Core Coverage for Brookfield HVAC Contractors
1) General Liability (GL)
General liability is the foundation. It helps protect you when your work causes bodily injury or property damage, and it typically includes defense costs. For HVAC contractors, this matters because small issues can escalate: a leaking condensate line, a damaged ceiling, a customer claim that an installation caused a secondary problem, or a slip-and-fall over hoses during a service call.
Typical limits in Brookfield contractor agreements are $1,000,000 per occurrence and $2,000,000 aggregate. When you’re doing larger commercial jobs, an umbrella may be required above these limits.

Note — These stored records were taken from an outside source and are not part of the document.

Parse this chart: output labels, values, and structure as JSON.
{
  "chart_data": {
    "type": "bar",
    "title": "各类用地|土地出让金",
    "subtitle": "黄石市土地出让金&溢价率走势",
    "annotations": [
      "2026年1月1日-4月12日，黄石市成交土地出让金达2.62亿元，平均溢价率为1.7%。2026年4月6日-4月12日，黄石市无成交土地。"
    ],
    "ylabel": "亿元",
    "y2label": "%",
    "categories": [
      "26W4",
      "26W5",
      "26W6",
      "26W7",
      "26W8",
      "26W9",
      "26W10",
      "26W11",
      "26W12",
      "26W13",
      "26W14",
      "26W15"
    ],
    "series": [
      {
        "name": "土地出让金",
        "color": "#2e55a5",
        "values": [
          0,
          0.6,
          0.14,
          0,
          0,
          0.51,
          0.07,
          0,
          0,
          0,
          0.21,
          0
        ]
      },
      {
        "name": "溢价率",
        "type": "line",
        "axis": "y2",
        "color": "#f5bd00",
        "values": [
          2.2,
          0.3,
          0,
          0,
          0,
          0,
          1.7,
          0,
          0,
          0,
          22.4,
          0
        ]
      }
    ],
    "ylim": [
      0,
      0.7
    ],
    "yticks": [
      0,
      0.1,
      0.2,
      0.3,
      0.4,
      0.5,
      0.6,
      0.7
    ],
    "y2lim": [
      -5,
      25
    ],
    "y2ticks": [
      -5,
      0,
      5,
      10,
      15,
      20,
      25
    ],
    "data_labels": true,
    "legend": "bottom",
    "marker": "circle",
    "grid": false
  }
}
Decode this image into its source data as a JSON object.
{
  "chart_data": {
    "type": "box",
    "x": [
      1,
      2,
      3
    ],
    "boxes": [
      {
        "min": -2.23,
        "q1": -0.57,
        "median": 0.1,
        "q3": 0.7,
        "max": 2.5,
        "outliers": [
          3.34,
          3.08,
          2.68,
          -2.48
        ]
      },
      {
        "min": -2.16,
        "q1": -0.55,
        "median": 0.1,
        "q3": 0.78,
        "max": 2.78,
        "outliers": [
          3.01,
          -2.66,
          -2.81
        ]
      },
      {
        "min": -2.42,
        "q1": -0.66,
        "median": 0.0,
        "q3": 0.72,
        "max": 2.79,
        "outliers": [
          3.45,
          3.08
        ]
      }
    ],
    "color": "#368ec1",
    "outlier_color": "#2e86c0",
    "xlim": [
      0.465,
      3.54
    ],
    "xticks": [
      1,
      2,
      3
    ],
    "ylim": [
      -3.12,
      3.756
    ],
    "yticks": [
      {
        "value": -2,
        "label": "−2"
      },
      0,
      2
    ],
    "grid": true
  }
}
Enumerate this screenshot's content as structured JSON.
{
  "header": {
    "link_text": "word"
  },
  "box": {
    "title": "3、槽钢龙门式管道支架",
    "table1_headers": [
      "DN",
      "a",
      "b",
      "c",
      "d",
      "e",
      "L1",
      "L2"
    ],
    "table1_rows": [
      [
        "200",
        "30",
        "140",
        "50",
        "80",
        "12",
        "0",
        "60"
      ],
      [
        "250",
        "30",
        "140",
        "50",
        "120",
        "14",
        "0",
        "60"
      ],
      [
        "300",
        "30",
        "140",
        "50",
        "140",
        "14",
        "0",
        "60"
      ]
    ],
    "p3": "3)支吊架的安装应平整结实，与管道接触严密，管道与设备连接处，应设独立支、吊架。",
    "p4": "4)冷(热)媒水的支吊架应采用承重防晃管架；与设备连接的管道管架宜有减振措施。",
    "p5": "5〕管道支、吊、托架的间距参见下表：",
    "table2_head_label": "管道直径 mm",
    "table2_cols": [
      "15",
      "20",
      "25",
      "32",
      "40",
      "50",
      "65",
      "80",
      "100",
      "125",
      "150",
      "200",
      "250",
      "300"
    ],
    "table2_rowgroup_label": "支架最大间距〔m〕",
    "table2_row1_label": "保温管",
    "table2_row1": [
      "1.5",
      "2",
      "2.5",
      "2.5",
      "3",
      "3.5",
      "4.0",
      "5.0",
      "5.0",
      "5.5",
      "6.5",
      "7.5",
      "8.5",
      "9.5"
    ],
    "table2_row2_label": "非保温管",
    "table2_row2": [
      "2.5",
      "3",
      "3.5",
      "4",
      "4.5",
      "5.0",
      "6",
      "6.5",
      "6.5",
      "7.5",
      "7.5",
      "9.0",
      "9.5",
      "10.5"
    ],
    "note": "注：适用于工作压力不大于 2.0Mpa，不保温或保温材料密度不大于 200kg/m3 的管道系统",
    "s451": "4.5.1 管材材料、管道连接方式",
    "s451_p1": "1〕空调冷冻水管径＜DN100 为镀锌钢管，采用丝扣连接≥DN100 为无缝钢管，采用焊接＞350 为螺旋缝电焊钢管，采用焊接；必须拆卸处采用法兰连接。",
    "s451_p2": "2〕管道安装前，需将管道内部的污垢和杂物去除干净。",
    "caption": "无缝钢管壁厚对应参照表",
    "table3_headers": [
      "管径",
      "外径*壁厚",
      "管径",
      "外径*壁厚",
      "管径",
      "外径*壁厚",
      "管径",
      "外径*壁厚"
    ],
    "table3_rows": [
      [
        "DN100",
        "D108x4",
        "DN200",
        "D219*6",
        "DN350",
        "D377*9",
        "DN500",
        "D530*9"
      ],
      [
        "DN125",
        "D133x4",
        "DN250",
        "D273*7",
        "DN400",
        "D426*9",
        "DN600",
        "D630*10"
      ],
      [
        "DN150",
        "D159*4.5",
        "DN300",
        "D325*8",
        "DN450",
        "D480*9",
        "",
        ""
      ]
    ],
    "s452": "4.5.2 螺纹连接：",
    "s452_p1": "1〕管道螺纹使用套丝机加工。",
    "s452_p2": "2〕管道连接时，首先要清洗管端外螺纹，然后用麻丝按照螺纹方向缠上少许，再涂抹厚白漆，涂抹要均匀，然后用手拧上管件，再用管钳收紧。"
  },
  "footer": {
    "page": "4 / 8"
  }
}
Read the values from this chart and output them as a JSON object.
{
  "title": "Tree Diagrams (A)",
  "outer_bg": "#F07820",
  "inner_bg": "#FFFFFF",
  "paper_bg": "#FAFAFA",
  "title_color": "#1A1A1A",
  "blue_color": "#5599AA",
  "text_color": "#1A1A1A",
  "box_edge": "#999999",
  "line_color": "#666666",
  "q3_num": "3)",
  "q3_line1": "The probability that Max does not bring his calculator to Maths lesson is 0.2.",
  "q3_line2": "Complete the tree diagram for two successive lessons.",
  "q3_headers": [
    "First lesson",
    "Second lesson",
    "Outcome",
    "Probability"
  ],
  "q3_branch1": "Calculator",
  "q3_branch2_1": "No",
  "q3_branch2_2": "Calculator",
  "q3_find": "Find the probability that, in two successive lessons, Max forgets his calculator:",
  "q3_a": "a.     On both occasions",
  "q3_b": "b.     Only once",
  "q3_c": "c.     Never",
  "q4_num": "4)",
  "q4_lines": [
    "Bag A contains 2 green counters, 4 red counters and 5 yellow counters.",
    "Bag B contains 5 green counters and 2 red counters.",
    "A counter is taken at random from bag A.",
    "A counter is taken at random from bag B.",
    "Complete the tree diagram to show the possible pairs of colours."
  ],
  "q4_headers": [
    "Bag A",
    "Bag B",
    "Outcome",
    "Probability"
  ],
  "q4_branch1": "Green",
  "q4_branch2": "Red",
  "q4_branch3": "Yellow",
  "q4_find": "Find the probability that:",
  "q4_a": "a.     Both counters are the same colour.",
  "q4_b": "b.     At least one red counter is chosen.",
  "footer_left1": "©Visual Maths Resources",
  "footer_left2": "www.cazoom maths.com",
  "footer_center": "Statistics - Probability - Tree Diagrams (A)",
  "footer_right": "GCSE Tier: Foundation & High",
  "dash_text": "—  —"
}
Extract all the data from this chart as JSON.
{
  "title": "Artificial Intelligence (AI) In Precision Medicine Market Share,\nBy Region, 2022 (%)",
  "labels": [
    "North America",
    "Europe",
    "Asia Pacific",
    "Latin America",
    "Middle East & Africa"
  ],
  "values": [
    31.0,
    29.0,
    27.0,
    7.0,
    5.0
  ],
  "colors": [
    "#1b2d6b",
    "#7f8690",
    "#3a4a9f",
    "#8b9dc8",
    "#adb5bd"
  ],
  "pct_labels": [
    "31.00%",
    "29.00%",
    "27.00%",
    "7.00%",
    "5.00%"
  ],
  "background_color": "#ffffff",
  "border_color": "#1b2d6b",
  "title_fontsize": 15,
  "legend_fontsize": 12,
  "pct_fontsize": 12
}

2) Tools & Equipment (Inland Marine)
HVAC contractors are tool-dependent. Recovery machines, vacuum pumps, manifold gauges, specialty leak detectors, and diagnostic equipment aren’t cheap — and they don’t sit safely in a warehouse. They live in vans, on job sites, and in temporary storage. If tools are stolen out of a van overnight or disappear from a job site, general liability typically does not cover that loss. Inland marine (contractor equipment) is the coverage designed for mobile gear.
3) Commercial Auto
If your vans carry tools and refrigerant and operate daily, you need commercial auto structured correctly. Brookfield’s winter driving risk is real — and the claims get expensive fast when service vehicles are involved. Commercial auto can include liability, physical damage, uninsured/underinsured motorist protection, hired & non-owned coverage (for employee-owned vehicles), and other extensions depending on your operations.
4) Workers Compensation
HVAC work involves ladders, confined spaces, sharp edges, electricity, heavy lifting, and rooftop work. Wisconsin rules require proper workers compensation when you have employees. Beyond compliance, it’s what protects your business from a single injury turning into a catastrophic financial event. We also help you set up the policy to reduce audit friction — proper classifications, payroll tracking, and clean documentation.
5) Umbrella / Excess Liability
Umbrella insurance is the “catastrophic” layer. If you have contracts requiring higher limits, multiple vehicles, larger jobs, or simply want stronger protection, umbrella coverage sits above your general liability and commercial auto (and sometimes employers liability). Typical HVAC umbrella ranges are $1M–$5M+, depending on your risk profile and contracts.